The Johns Hopkins University, founded in Baltimore in 1876, was the first university in the Western Hemisphere founded on the model of the European research institution, where research and the advancement of knowledge were integrally linked to teaching. Its establishment began a revolution in U.S. higher education.

The university is named for its initial benefactor, Baltimore merchant Johns Hopkins, whose $7 million bequest — the largest U.S. philanthropic gift to that time — was divided evenly to finance the establishment of both the university and The Johns Hopkins Hospital.

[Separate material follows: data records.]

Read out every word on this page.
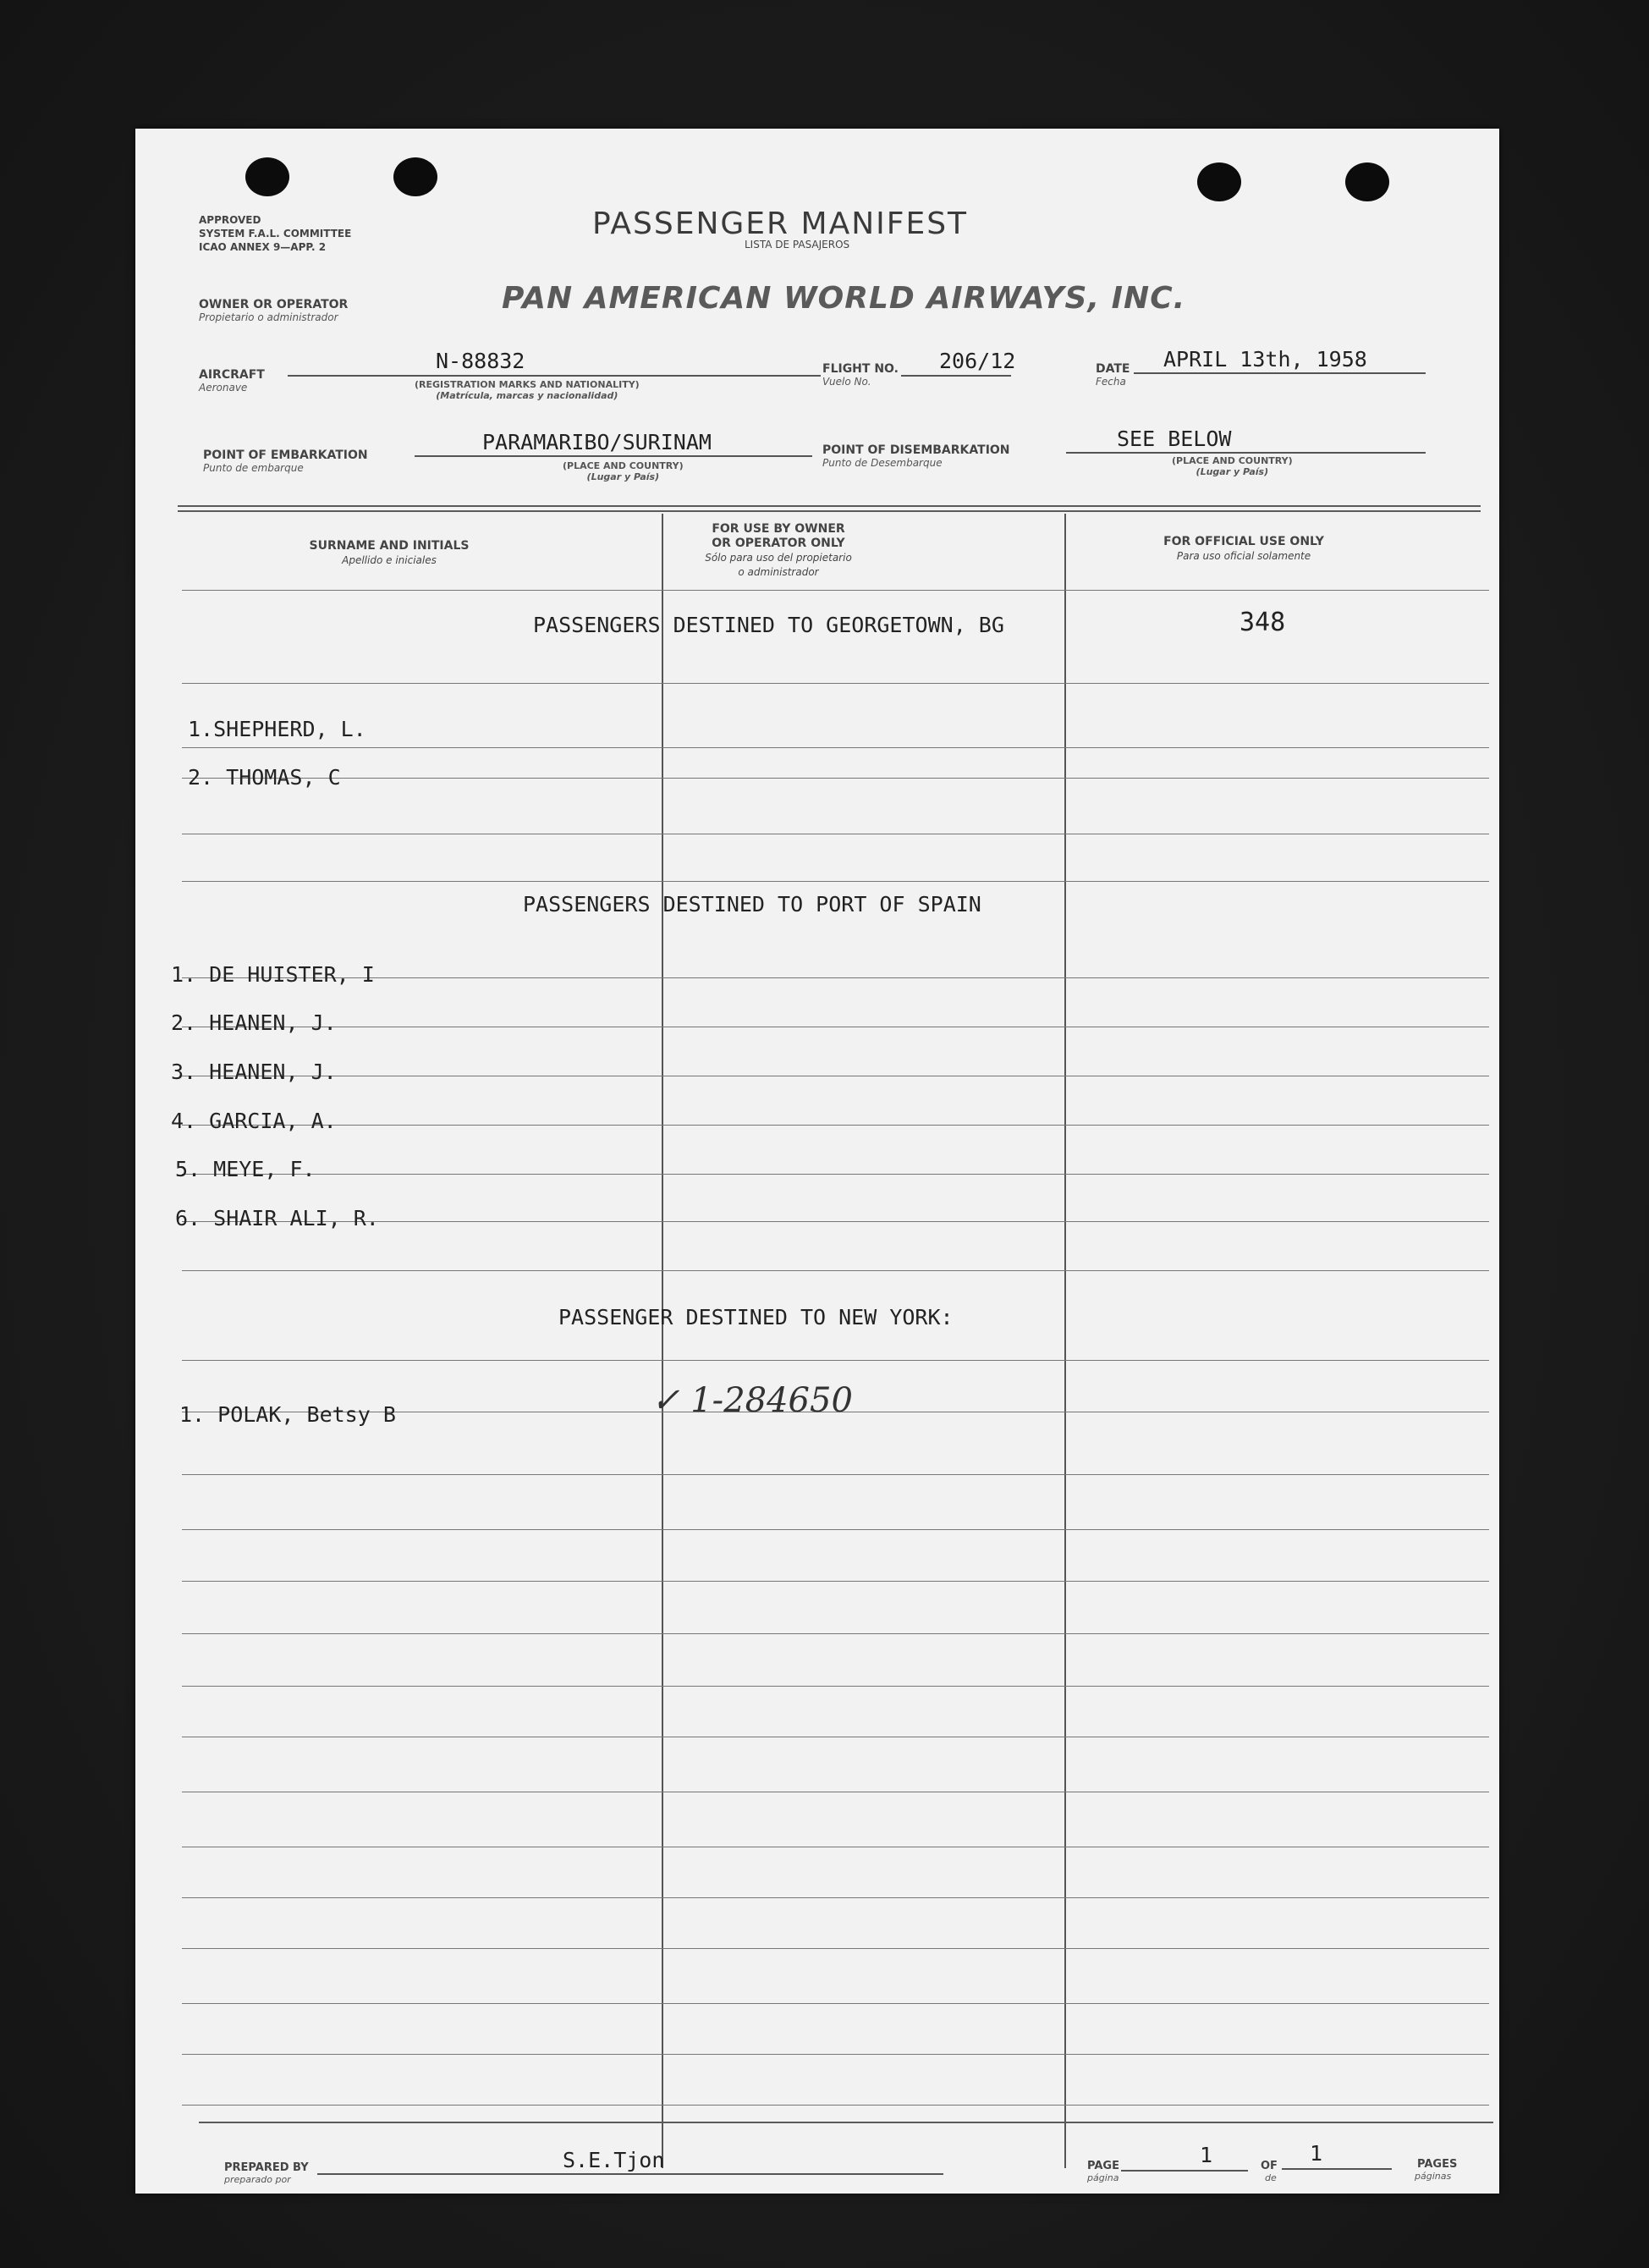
APPROVED
SYSTEM F.A.L. COMMITTEE
ICAO ANNEX 9—APP. 2
PASSENGER MANIFEST
LISTA DE PASAJEROS
OWNER OR OPERATOR
Propietario o administrador
PAN AMERICAN WORLD AIRWAYS, INC.
AIRCRAFT
Aeronave
N-88832
(REGISTRATION MARKS AND NATIONALITY)
(Matrícula, marcas y nacionalidad)
FLIGHT NO.
Vuelo No.
206/12	DATE
Fecha
APRIL 13th, 1958
POINT OF EMBARKATION
Punto de embarque
PARAMARIBO/SURINAM
(PLACE AND COUNTRY)
(Lugar y País)
POINT OF DISEMBARKATION
Punto de Desembarque
SEE BELOW
(PLACE AND COUNTRY)
(Lugar y País)
SURNAME AND INITIALS
Apellido e iniciales
FOR USE BY OWNER
OR OPERATOR ONLY
Sólo para uso del propietario
o administrador
FOR OFFICIAL USE ONLY
Para uso oficial solamente
PASSENGERS DESTINED TO GEORGETOWN, BG	348
1.SHEPHERD, L.
2. THOMAS, C
PASSENGERS DESTINED TO PORT OF SPAIN
1. DE HUISTER, I
2. HEANEN, J.
3. HEANEN, J.
4. GARCIA, A.
5. MEYE, F.
6. SHAIR ALI, R.
PASSENGER DESTINED TO NEW YORK:
1. POLAK, Betsy B	✓ 1-284650
PREPARED BY
preparado por
S.E.Tjon	PAGE
página
1	OF
de
1	PAGES
páginas
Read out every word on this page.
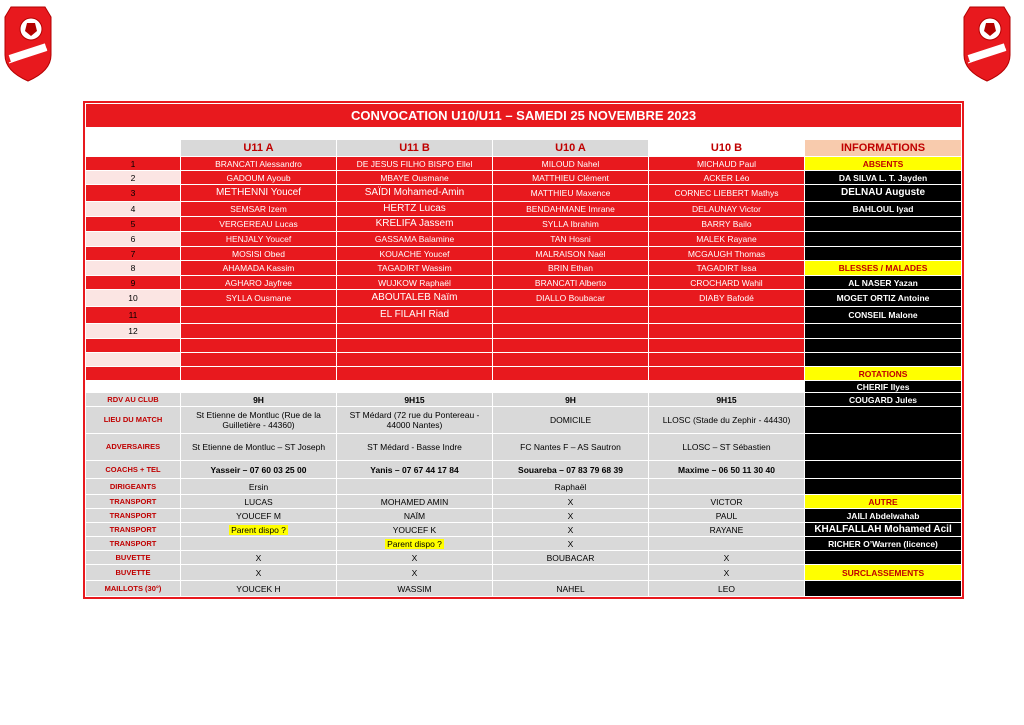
CONVOCATION U10/U11 – SAMEDI 25 NOVEMBRE 2023					

	U11 A	U11 B	U10 A	U10 B	INFORMATIONS
1	BRANCATI Alessandro	DE JESUS FILHO BISPO Ellel	MILOUD Nahel	MICHAUD Paul	ABSENTS
2	GADOUM Ayoub	MBAYE Ousmane	MATTHIEU Clément	ACKER Léo	DA SILVA L. T. Jayden
3	METHENNI Youcef	SAÏDI Mohamed-Amin	MATTHIEU Maxence	CORNEC LIEBERT Mathys	DELNAU Auguste
4	SEMSAR Izem	HERTZ Lucas	BENDAHMANE Imrane	DELAUNAY Victor	BAHLOUL Iyad
5	VERGEREAU Lucas	KRELIFA Jassem	SYLLA Ibrahim	BARRY Bailo	
6	HENJALY Youcef	GASSAMA Balamine	TAN Hosni	MALEK Rayane	
7	MOSISI Obed	KOUACHE Youcef	MALRAISON Naël	MCGAUGH Thomas	
8	AHAMADA Kassim	TAGADIRT Wassim	BRIN Ethan	TAGADIRT Issa	BLESSES / MALADES
9	AGHARO Jayfree	WUJKOW Raphaël	BRANCATI Alberto	CROCHARD Wahil	AL NASER Yazan
10	SYLLA Ousmane	ABOUTALEB Naïm	DIALLO Boubacar	DIABY Bafodé	MOGET ORTIZ Antoine
11		EL FILAHI Riad			CONSEIL Malone
12					

					ROTATIONS
					CHERIF Ilyes
RDV AU CLUB	9H	9H15	9H	9H15	COUGARD Jules
LIEU DU MATCH	St Etienne de Montluc (Rue de la Guilletière - 44360)	ST Médard (72 rue du Pontereau - 44000 Nantes)	DOMICILE	LLOSC (Stade du Zephir - 44430)	
ADVERSAIRES	St Etienne de Montluc – ST Joseph	ST Médard - Basse Indre	FC Nantes F – AS Sautron	LLOSC – ST Sébastien	
COACHS + TEL	Yasseir – 07 60 03 25 00	Yanis – 07 67 44 17 84	Souareba – 07 83 79 68 39	Maxime – 06 50 11 30 40	
DIRIGEANTS	Ersin		Raphaël		
TRANSPORT	LUCAS	MOHAMED AMIN	X	VICTOR	AUTRE
TRANSPORT	YOUCEF M	NAÏM	X	PAUL	JAILI Abdelwahab
TRANSPORT	Parent dispo ?	YOUCEF K	X	RAYANE	KHALFALLAH Mohamed Acil
TRANSPORT		Parent dispo ?	X		RICHER O’Warren (licence)
BUVETTE	X	X	BOUBACAR	X	
BUVETTE	X	X		X	SURCLASSEMENTS
MAILLOTS (30°)	YOUCEK H	WASSIM	NAHEL	LEO	
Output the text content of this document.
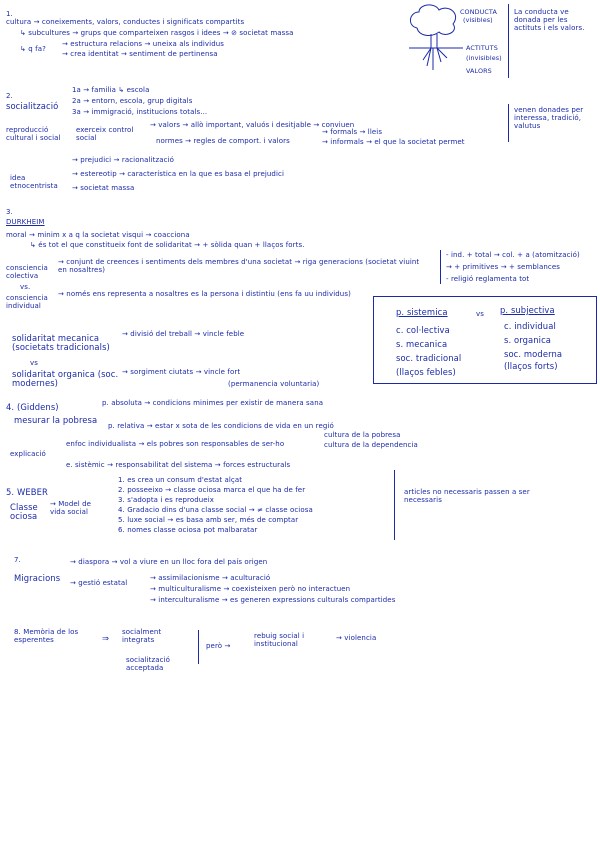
1.
cultura → coneixements, valors, conductes i significats compartits
↳ subcultures → grups que comparteixen rasgos i idees → ⊘ societat massa
↳ q fa?
→ estructura relacions → uneixa als individus
→ crea identitat → sentiment de pertinensa
CONDUCTA
(visibles)
ACTITUTS
(invisibles)
VALORS
La conducta ve donada per les actituts i els valors.
2.
socialització
1a → familia ↳ escola
2a → entorn, escola, grup digitals
3a → immigració, institucions totals...
reproducció cultural i social
exerceix control social
→ valors → allò important, valuós i desitjable → conviuen
normes → regles de comport. i valors
→ formals → lleis
→ informals → el que la societat permet
venen donades per interessa, tradició, valutus
idea etnocentrista
→ prejudici → racionalització
→ estereotip → característica en la que es basa el prejudici
→ societat massa
3.
DURKHEIM
moral → minim x a q la societat visqui → coacciona
↳ és tot el que constitueix font de solidaritat → + sòlida quan + llaços forts.
consciencia colectiva
→ conjunt de creences i sentiments dels membres d'una societat → riga generacions (societat viuint en nosaltres)
vs.
consciencia individual
→ només ens representa a nosaltres es la persona i distintiu (ens fa uu individus)
- ind. + total → col. + a (atomització)
→ + primitives → + semblances
- religió reglamenta tot
solidaritat mecanica (societats tradicionals)
→ divisió del treball → vincle feble
vs
solidaritat organica (soc. modernes)
→ sorgiment ciutats → vincle fort
(permanencia voluntaria)
p. sistemica	vs p. subjectiva
c. col·lectiva
s. mecanica
soc. tradicional
(llaços febles)
c. individual
s. organica
soc. moderna
(llaços forts)
4. (Giddens)
mesurar la pobresa
p. absoluta → condicions minimes per existir de manera sana
p. relativa → estar x sota de les condicions de vida en un regió
explicació
enfoc individualista → els pobres son responsables de ser-ho
cultura de la pobresa
cultura de la dependencia
e. sistèmic → responsabilitat del sistema → forces estructurals
5. WEBER
Classe ociosa
→ Model de vida social
1. es crea un consum d'estat alçat
2. posseeixo → classe ociosa marca el que ha de fer
3. s'adopta i es reprodueix
4. Gradacio dins d'una classe social → ≠ classe ociosa
5. luxe social → es basa amb ser, més de comptar
6. nomes classe ociosa pot malbaratar
articles no necessaris passen a ser necessaris
7.
Migracions
→ diaspora → vol a viure en un lloc fora del país origen
→ gestió estatal
→ assimilacionisme → aculturació
→ multiculturalisme → coexisteixen però no interactuen
→ interculturalisme → es generen expressions culturals compartides
8. Memòria de los esperentes	⇒
socialment integrats
socialització acceptada
però →
rebuig social i institucional
→ violencia
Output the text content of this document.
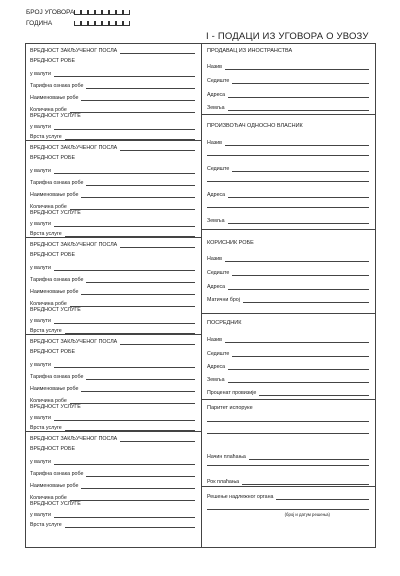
БРОЈ УГОВОРА
ГОДИНА
I - ПОДАЦИ ИЗ УГОВОРА О УВОЗУ
ВРЕДНОСТ ЗАКЉУЧЕНОГ ПОСЛА
ВРЕДНОСТ РОБЕ
у валути
Тарифна ознака робе
Наименовање робе
Количина робе
ВРЕДНОСТ УСЛУГЕ
у валути
Врста услуге
ВРЕДНОСТ ЗАКЉУЧЕНОГ ПОСЛА
ВРЕДНОСТ РОБЕ
у валути
Тарифна ознака робе
Наименовање робе
Количина робе
ВРЕДНОСТ УСЛУГЕ
у валути
Врста услуге
ВРЕДНОСТ ЗАКЉУЧЕНОГ ПОСЛА
ВРЕДНОСТ РОБЕ
у валути
Тарифна ознака робе
Наименовање робе
Количина робе
ВРЕДНОСТ УСЛУГЕ
у валути
Врста услуге
ВРЕДНОСТ ЗАКЉУЧЕНОГ ПОСЛА
ВРЕДНОСТ РОБЕ
у валути
Тарифна ознака робе
Наименовање робе
Количина робе
ВРЕДНОСТ УСЛУГЕ
у валути
Врста услуге
ВРЕДНОСТ ЗАКЉУЧЕНОГ ПОСЛА
ВРЕДНОСТ РОБЕ
у валути
Тарифна ознака робе
Наименовање робе
Количина робе
ВРЕДНОСТ УСЛУГЕ
у валути
Врста услуге
ПРОДАВАЦ ИЗ ИНОСТРАНСТВА
Назив
Седиште
Адреса
Земља
ПРОИЗВОЂАЧ ОДНОСНО ВЛАСНИК
Назив
Седиште
Адреса
Земља
КОРИСНИК РОБЕ
Назив
Седиште
Адреса
Матични број
ПОСРЕДНИК
Назив
Седиште
Адреса
Земља
Проценат провизије
Паритет испоруке
Начин плаћања
Рок плаћања
Решење надлежног органа
(број и датум решења)
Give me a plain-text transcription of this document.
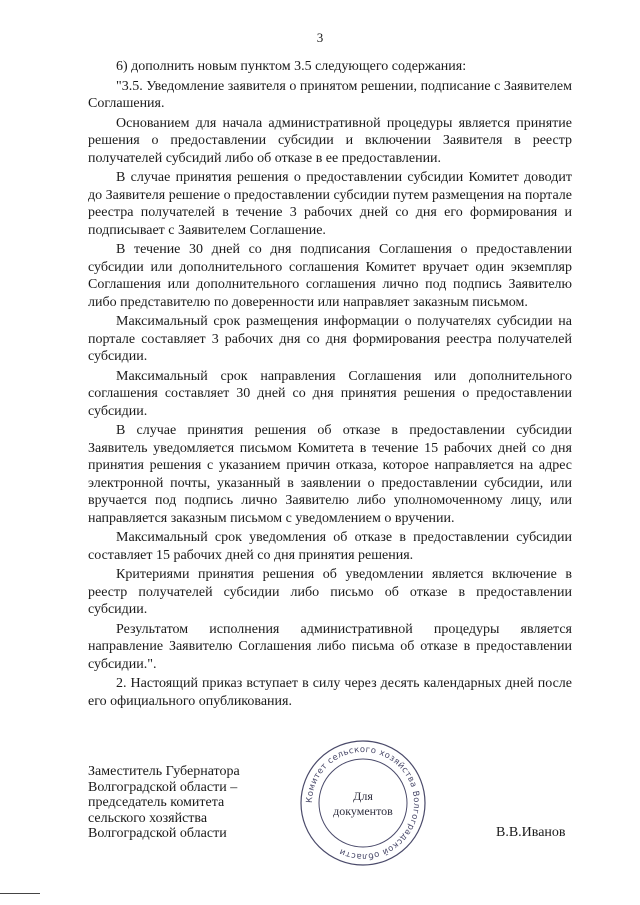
3

6) дополнить новым пунктом 3.5 следующего содержания:

"3.5. Уведомление заявителя о принятом решении, подписание с Заявителем Соглашения.

Основанием для начала административной процедуры является принятие решения о предоставлении субсидии и включении Заявителя в реестр получателей субсидий либо об отказе в ее предоставлении.

В случае принятия решения о предоставлении субсидии Комитет доводит до Заявителя решение о предоставлении субсидии путем размещения на портале реестра получателей в течение 3 рабочих дней со дня его формирования и подписывает с Заявителем Соглашение.

В течение 30 дней со дня подписания Соглашения о предоставлении субсидии или дополнительного соглашения Комитет вручает один экземпляр Соглашения или дополнительного соглашения лично под подпись Заявителю либо представителю по доверенности или направляет заказным письмом.

Максимальный срок размещения информации о получателях субсидии на портале составляет 3 рабочих дня со дня формирования реестра получателей субсидии.

Максимальный срок направления Соглашения или дополнительного соглашения составляет 30 дней со дня принятия решения о предоставлении субсидии.

В случае принятия решения об отказе в предоставлении субсидии Заявитель уведомляется письмом Комитета в течение 15 рабочих дней со дня принятия решения с указанием причин отказа, которое направляется на адрес электронной почты, указанный в заявлении о предоставлении субсидии, или вручается под подпись лично Заявителю либо уполномоченному лицу, или направляется заказным письмом с уведомлением о вручении.

Максимальный срок уведомления об отказе в предоставлении субсидии составляет 15 рабочих дней со дня принятия решения.

Критериями принятия решения об уведомлении является включение в реестр получателей субсидии либо письмо об отказе в предоставлении субсидии.

Результатом исполнения административной процедуры является направление Заявителю Соглашения либо письма об отказе в предоставлении субсидии.".

2. Настоящий приказ вступает в силу через десять календарных дней после его официального опубликования.

Заместитель Губернатора
Волгоградской области –
председатель комитета
сельского хозяйства
Волгоградской области
Комитет сельского хозяйства Волгоградской области
Для
документов
В.В.Иванов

Today, the university enrolls more than 19,000 full-time and part-time students on three major campuses in Baltimore, one in Washington, D.C., one in Montgomery County, Md., and facilities throughout the Baltimore-Washington area and in China and Italy.

The headquarters campus — Homewood — has almost 4,400 full-time undergraduates and more than 1,600 full-time graduate students in two schools, the Krieger School of Arts and Sciences and the Whiting School of Engineering.

Johns Hopkins has offered courses for part-time students since its founding, and established a formal division to administer continuing education in 1909. Today, part-time students — primarily master's degree candidates — account for almost 45 percent of all Johns Hopkins students.

The university employs about 33,000 people in full-time, part-time and temporary positions. It is one of Maryland's largest private employers.

The Johns Hopkins Institutions — that is, the university and The Johns Hopkins Health System, a separate corporation — together constitute the state's largest private employer. In fiscal 2002, spending by the university, the Health System and their affiliates generated — directly and indirectly — an estimated $7 billion of income in Maryland, roughly one of every 28 dollars in the state's economy.

Johns Hopkins ranks first among U.S. universities in receipt of federal research and development funds. The School of Medicine ranks first among medical schools in receipt of extramural awards from the National Institutes of Health. The Bloomberg School of Public Health is first among all public health schools in research support from the federal government.